We interviewed Johnson on November 7, 2008.
We take a longer view of it, rather than looking at the news and the headlines. You have to be realistic but optimistic about the consumer, who is much more resilient than the pundits predict.
Based on our numbers, consumer spending hit a wall around the second half of September, specifically around September 18-20. [This was just after the AIG bailout on September 16.] We have talked to retailers and confirmed this. Spending has not recovered through October and early November.
That is the bad news — clearly growth has flat-lined. But we think this will not be permanent, because of two factors. First, the rising energy prices during the first 8-9 months of this year took a huge bite out of consumer spending. Moreover, most of this money went overseas. Energy prices have dropped sharply in the past two months, putting consumers in a better frame of mind to spend money.
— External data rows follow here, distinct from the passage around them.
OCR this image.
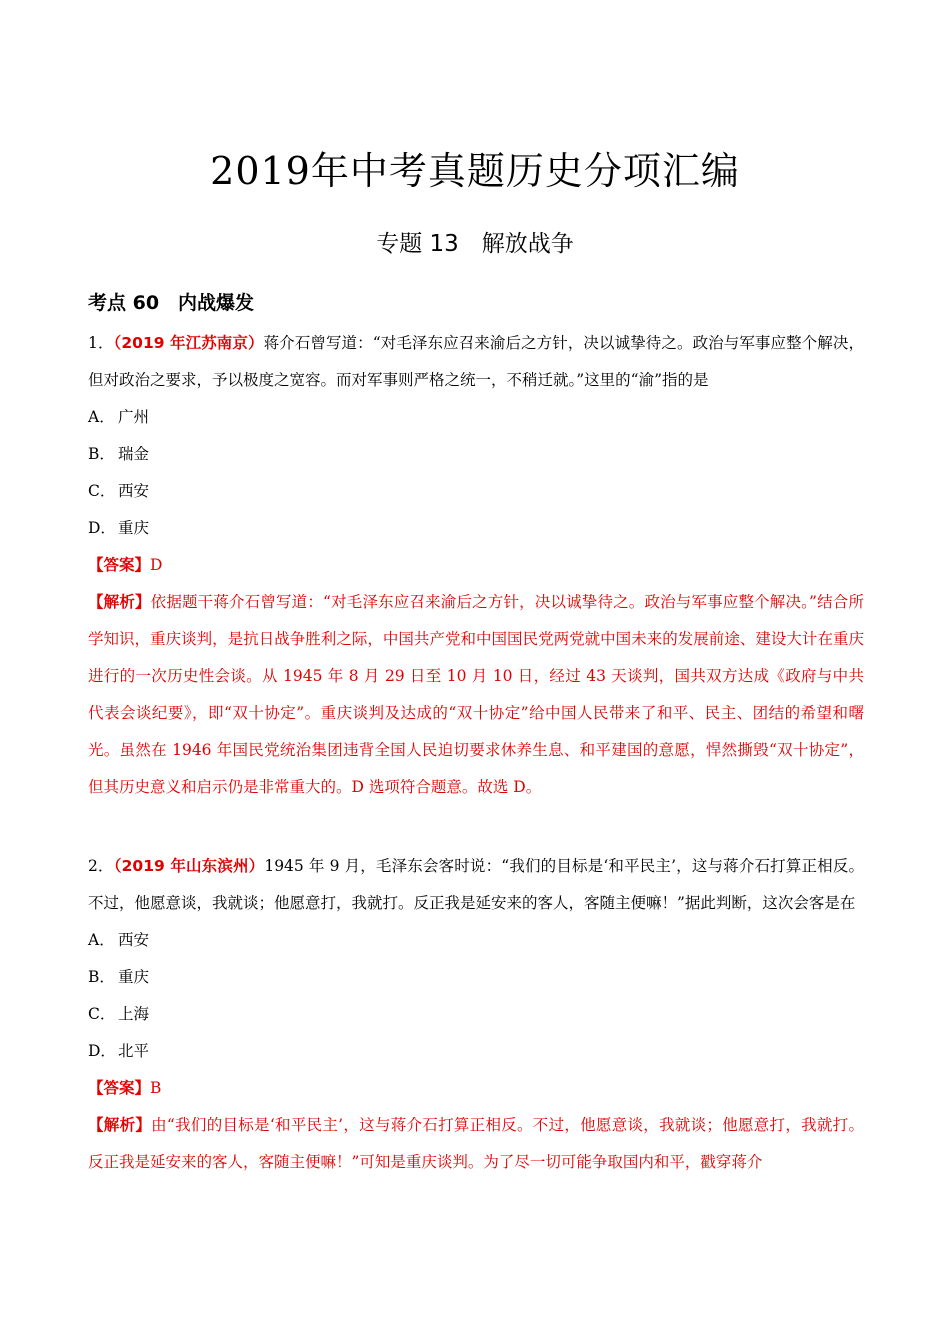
2019年中考真题历史分项汇编
专题 13　解放战争
考点 60　内战爆发

1．（2019 年江苏南京）蒋介石曾写道：“对毛泽东应召来渝后之方针，决以诚挚待之。政治与军事应整个解决，但对政治之要求，予以极度之宽容。而对军事则严格之统一，不稍迁就。”这里的“渝”指的是

A． 广州

B． 瑞金

C． 西安

D． 重庆

【答案】D

【解析】依据题干蒋介石曾写道：“对毛泽东应召来渝后之方针，决以诚挚待之。政治与军事应整个解决。”结合所学知识，重庆谈判，是抗日战争胜利之际，中国共产党和中国国民党两党就中国未来的发展前途、建设大计在重庆进行的一次历史性会谈。从 1945 年 8 月 29 日至 10 月 10 日，经过 43 天谈判，国共双方达成《政府与中共代表会谈纪要》，即“双十协定”。重庆谈判及达成的“双十协定”给中国人民带来了和平、民主、团结的希望和曙光。虽然在 1946 年国民党统治集团违背全国人民迫切要求休养生息、和平建国的意愿，悍然撕毁“双十协定”，但其历史意义和启示仍是非常重大的。D 选项符合题意。故选 D。

2．（2019 年山东滨州）1945 年 9 月，毛泽东会客时说：“我们的目标是‘和平民主’，这与蒋介石打算正相反。不过，他愿意谈，我就谈；他愿意打，我就打。反正我是延安来的客人，客随主便嘛！”据此判断，这次会客是在

A． 西安

B． 重庆

C． 上海

D． 北平

【答案】B

【解析】由“我们的目标是‘和平民主’，这与蒋介石打算正相反。不过，他愿意谈，我就谈；他愿意打，我就打。反正我是延安来的客人，客随主便嘛！”可知是重庆谈判。为了尽一切可能争取国内和平，戳穿蒋介
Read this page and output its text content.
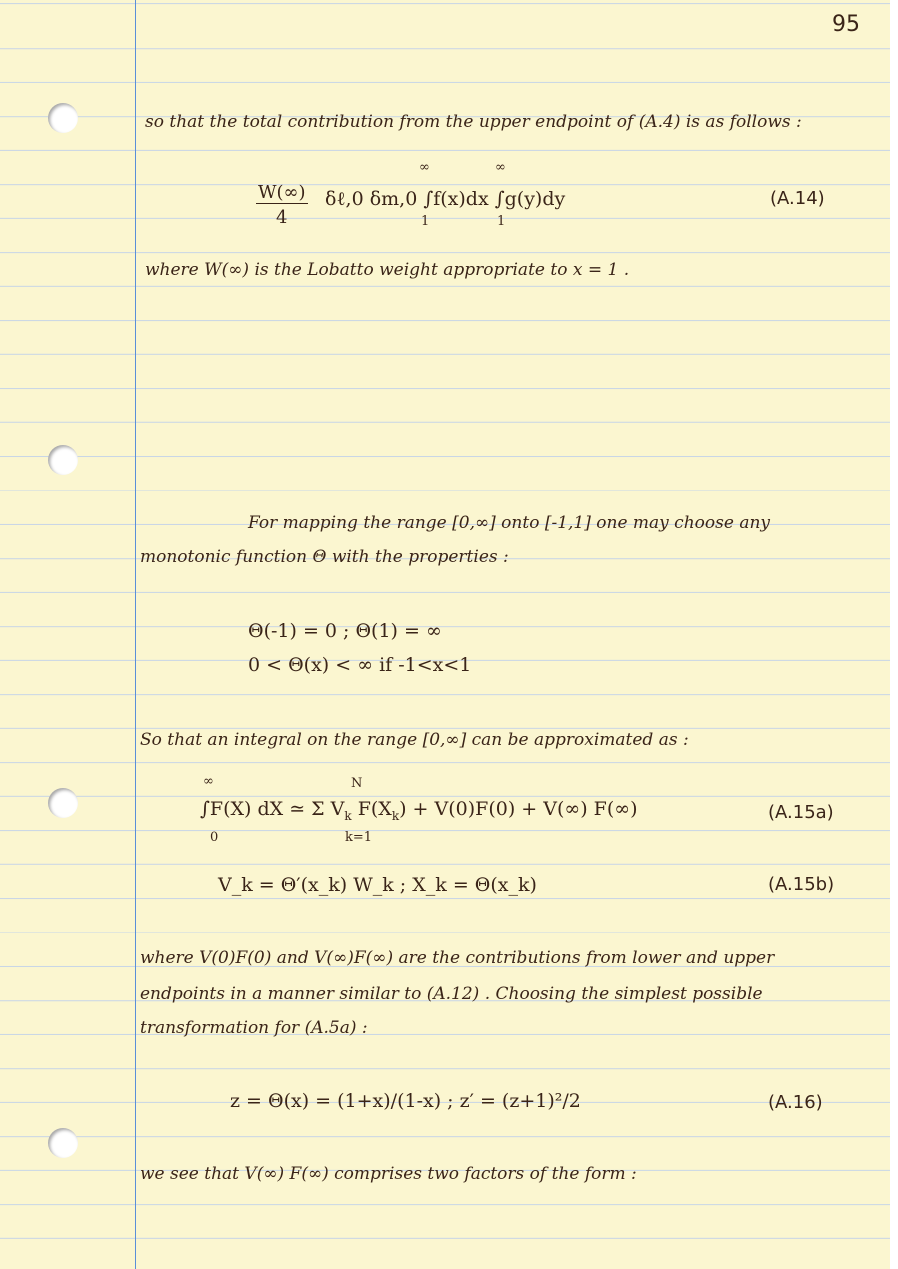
95
so that the total contribution from the upper endpoint of (A.4) is as follows :
$\frac{W(\infty)}{4}$
∞
1
∞
1
δℓ,0 δm,0 ∫f(x)dx ∫g(y)dy	(A.14)
where W(∞) is the Lobatto weight appropriate to x = 1 .
For mapping the range [0,∞] onto [-1,1] one may choose any
monotonic function Θ with the properties :
Θ(-1) = 0 ; Θ(1) = ∞
0 < Θ(x) < ∞ if -1<x<1
So that an integral on the range [0,∞] can be approximated as :
∞
0
N
k=1
∫F(X) dX ≃ Σ $V_k$ $F(X_k) + V(0)F(0) + V(\infty)$ F(∞)	(A.15a)
V_k = Θ′(x_k) W_k ; X_k = Θ(x_k)	(A.15b)
where V(0)F(0) and V(∞)F(∞) are the contributions from lower and upper
endpoints in a manner similar to (A.12) . Choosing the simplest possible
transformation for (A.5a) :
z = Θ(x) = (1+x)/(1-x) ; z′ = (z+1)²/2	(A.16)
we see that V(∞) F(∞) comprises two factors of the form :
Second, the whole credit crisis has been amplified on TV with a steady drumbeat of bad news. So it has created a psychological barrier, and consumers are keeping their powder dry.
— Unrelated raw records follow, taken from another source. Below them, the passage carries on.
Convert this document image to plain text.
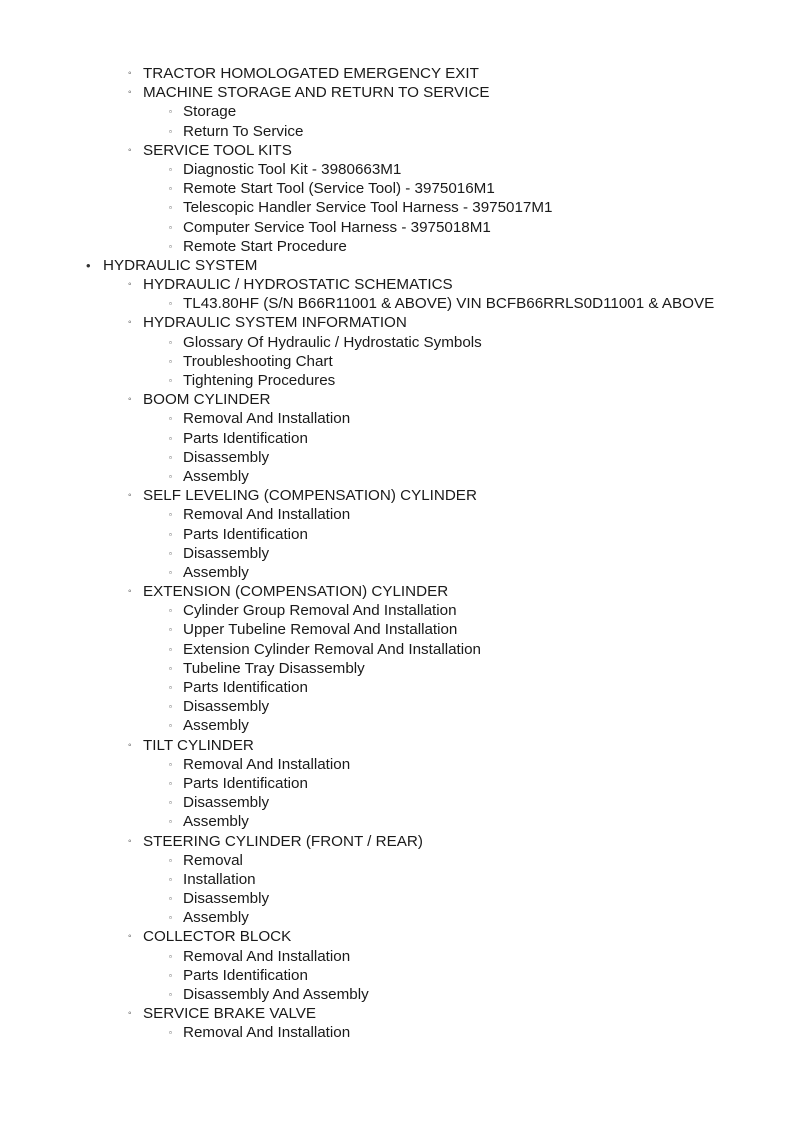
◦ TRACTOR HOMOLOGATED EMERGENCY EXIT
◦ MACHINE STORAGE AND RETURN TO SERVICE
▫ Storage
▫ Return To Service
◦ SERVICE TOOL KITS
▫ Diagnostic Tool Kit - 3980663M1
▫ Remote Start Tool (Service Tool) - 3975016M1
▫ Telescopic Handler Service Tool Harness - 3975017M1
▫ Computer Service Tool Harness - 3975018M1
▫ Remote Start Procedure
• HYDRAULIC SYSTEM
◦ HYDRAULIC / HYDROSTATIC SCHEMATICS
▫ TL43.80HF (S/N B66R11001 & ABOVE) VIN BCFB66RRLS0D11001 & ABOVE
◦ HYDRAULIC SYSTEM INFORMATION
▫ Glossary Of Hydraulic / Hydrostatic Symbols
▫ Troubleshooting Chart
▫ Tightening Procedures
◦ BOOM CYLINDER
▫ Removal And Installation
▫ Parts Identification
▫ Disassembly
▫ Assembly
◦ SELF LEVELING (COMPENSATION) CYLINDER
▫ Removal And Installation
▫ Parts Identification
▫ Disassembly
▫ Assembly
◦ EXTENSION (COMPENSATION) CYLINDER
▫ Cylinder Group Removal And Installation
▫ Upper Tubeline Removal And Installation
▫ Extension Cylinder Removal And Installation
▫ Tubeline Tray Disassembly
▫ Parts Identification
▫ Disassembly
▫ Assembly
◦ TILT CYLINDER
▫ Removal And Installation
▫ Parts Identification
▫ Disassembly
▫ Assembly
◦ STEERING CYLINDER (FRONT / REAR)
▫ Removal
▫ Installation
▫ Disassembly
▫ Assembly
◦ COLLECTOR BLOCK
▫ Removal And Installation
▫ Parts Identification
▫ Disassembly And Assembly
◦ SERVICE BRAKE VALVE
▫ Removal And Installation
The personal consumption expenditure (PCE) numbers are down 0.8% sequentially on a real basis from the second to the third quarter, although nominally there has been some growth. The nominal numbers are aided by inflation early this year, which has now subsided.
So, the seeds of positive news are there. But it will not save an otherwise sorry retail season. It will make for a merely mediocre holiday season, instead of a total disaster. Nonetheless, this holiday season will be the worst since 1980.